Wenn das Herz schimmelt

von Christian Rakow

Berlin, 19. Februar 2015. Es gibt Sätze, die stehen so aufrecht und fest, so alt und doch so kraftvoll wie ein bejahrter Lebensbaum, die könnten sowohl in einen Tschechowschen Kirschgarten als auch in den abgerockten Görlitzer Park im Berlin von Heute passen. Solche wie sie Susanne ihrem Sohn im Brief schreibt: "Pass' immer gut auf Deine Hoffnung auf. Noch hast Du welche. (...) Ich hoffe für Dich, dass Deine Hoffnung erst dann stirbt, wenn auch Du stirbst." Es sind schlichte Sätze, immergrüne Sehnsuchtsformeln, meinetwegen. Aber in dem Moment, da sie gesprochen werden, künden sie von einem ganzen Leben, beschwören sie den Spross der Hoffnung in der Zeit des Welkens.

"Deine Haut färbt ja gar nicht ab"

In Olivia Wenzels eindrücklichem Rumpffamilien-Drama "Mais in Deutschland und anderen Galaxien" gibt es zahllose solcher Sätze, die man festhalten möchte, schon weil die Figuren so wie Treibholz durch ihre Leben schlingern: Susanne hat in den 1980er Jahren auf diverse Arten probiert, dem grauen Alltag der untergehenden DDR zu entkommen: Selbstmordversuch, Einstieg in die Punkbewegung, Alkohol. Mit dem Angolaner George zeugt sie ihren Sohn Noah, um sich – so das Kalkül – per Familienzusammenführung ins Ausland absetzen zu können.
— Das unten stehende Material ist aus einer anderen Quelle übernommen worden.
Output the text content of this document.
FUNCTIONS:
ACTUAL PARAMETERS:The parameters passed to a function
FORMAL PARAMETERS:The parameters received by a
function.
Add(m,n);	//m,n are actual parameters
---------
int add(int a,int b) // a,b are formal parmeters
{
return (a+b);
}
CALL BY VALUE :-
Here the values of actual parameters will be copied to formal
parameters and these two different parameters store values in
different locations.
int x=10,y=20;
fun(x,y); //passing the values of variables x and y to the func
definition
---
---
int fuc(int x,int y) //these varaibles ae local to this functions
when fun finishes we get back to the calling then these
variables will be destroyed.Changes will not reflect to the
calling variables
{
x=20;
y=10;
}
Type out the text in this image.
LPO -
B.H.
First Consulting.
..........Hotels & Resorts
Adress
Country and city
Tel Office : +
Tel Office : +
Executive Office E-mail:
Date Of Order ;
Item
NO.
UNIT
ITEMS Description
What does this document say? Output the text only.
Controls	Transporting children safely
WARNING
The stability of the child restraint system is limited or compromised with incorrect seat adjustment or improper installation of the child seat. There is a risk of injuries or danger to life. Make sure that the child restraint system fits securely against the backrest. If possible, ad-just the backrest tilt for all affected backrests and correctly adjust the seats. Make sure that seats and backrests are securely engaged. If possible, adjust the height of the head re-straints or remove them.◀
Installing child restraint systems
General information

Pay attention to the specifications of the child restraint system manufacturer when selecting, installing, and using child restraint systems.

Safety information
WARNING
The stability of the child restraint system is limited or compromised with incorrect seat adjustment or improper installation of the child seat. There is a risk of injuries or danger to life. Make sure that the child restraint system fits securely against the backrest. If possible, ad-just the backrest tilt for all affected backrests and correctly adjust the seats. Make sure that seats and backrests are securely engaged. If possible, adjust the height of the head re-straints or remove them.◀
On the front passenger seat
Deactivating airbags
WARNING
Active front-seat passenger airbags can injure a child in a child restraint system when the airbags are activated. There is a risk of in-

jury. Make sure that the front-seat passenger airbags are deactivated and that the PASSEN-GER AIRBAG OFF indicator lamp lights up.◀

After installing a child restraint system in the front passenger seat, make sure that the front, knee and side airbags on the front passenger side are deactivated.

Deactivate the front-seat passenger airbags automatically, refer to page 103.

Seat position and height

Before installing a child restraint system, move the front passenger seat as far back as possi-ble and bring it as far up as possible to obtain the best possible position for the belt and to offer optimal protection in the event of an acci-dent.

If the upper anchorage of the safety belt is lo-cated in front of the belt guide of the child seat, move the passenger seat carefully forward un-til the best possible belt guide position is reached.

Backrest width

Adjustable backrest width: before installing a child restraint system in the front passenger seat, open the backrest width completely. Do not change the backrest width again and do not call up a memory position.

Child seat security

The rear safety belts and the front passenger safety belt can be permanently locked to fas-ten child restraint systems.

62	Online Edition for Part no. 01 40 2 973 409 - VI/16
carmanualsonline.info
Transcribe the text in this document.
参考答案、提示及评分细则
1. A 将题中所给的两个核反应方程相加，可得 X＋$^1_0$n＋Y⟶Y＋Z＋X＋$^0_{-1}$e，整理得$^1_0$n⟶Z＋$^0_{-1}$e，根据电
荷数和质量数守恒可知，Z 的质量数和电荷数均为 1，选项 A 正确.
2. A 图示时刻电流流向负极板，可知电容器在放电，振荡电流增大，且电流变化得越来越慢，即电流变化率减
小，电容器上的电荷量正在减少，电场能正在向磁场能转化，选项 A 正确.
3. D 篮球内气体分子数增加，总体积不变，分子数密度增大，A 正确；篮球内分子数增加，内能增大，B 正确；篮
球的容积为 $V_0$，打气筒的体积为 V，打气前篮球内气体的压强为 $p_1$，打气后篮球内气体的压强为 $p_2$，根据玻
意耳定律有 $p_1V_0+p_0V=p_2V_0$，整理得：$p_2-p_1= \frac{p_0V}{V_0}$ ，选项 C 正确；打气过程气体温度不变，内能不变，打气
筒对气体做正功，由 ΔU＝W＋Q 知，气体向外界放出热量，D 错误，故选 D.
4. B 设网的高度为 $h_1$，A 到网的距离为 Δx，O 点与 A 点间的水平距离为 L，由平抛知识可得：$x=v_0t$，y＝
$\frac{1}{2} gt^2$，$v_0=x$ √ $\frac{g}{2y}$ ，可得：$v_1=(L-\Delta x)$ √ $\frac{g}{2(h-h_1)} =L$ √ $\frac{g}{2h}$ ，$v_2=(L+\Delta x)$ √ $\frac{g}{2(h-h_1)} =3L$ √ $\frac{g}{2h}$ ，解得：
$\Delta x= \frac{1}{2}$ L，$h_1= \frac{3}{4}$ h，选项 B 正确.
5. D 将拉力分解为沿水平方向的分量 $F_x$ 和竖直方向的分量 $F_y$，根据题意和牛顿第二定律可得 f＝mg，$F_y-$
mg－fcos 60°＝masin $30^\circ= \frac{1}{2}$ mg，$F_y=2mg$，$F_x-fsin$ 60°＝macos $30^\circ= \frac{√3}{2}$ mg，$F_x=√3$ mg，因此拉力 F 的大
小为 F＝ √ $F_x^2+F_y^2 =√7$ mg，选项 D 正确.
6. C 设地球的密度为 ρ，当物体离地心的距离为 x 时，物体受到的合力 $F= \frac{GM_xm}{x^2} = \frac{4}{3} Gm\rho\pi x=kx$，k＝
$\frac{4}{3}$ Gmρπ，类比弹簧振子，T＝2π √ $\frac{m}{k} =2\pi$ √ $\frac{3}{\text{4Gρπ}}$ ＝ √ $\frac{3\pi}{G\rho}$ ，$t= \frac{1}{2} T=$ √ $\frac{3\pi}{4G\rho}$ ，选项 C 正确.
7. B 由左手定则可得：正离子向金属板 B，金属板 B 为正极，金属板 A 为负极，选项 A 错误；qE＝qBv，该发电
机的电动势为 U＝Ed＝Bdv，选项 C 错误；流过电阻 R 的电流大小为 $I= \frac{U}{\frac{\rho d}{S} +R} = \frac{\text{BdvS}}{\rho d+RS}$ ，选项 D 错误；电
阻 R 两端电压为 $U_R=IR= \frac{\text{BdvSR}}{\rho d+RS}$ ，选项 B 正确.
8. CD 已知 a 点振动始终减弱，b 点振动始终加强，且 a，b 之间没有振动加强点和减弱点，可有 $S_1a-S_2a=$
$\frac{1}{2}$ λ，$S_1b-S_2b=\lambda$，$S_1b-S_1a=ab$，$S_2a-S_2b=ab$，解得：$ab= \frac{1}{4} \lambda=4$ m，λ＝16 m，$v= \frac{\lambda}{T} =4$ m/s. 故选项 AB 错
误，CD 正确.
Das Vorhaben misslingt, weil die Stasi sie längst auf dem Kieker hat. Und Noah wächst auf als Kind, das sich von Gleichaltrigen anhören darf: "Deine Haut färbt ja gar nicht ab", das von der überforderten Mutter mehr geduldet als geliebt wird und von den Großeltern alle Zuneigung erhält, wenngleich nach Spießerart: "Das Dunkle, das ist doch nicht so schlimm. / Das kriegen wir schon hin!" Es sind Großeltern, die sich auch mal bei der SED-Kreisleitung von ihrer rebellierenden Tochter pflichtbewusst förmlich "distanzieren".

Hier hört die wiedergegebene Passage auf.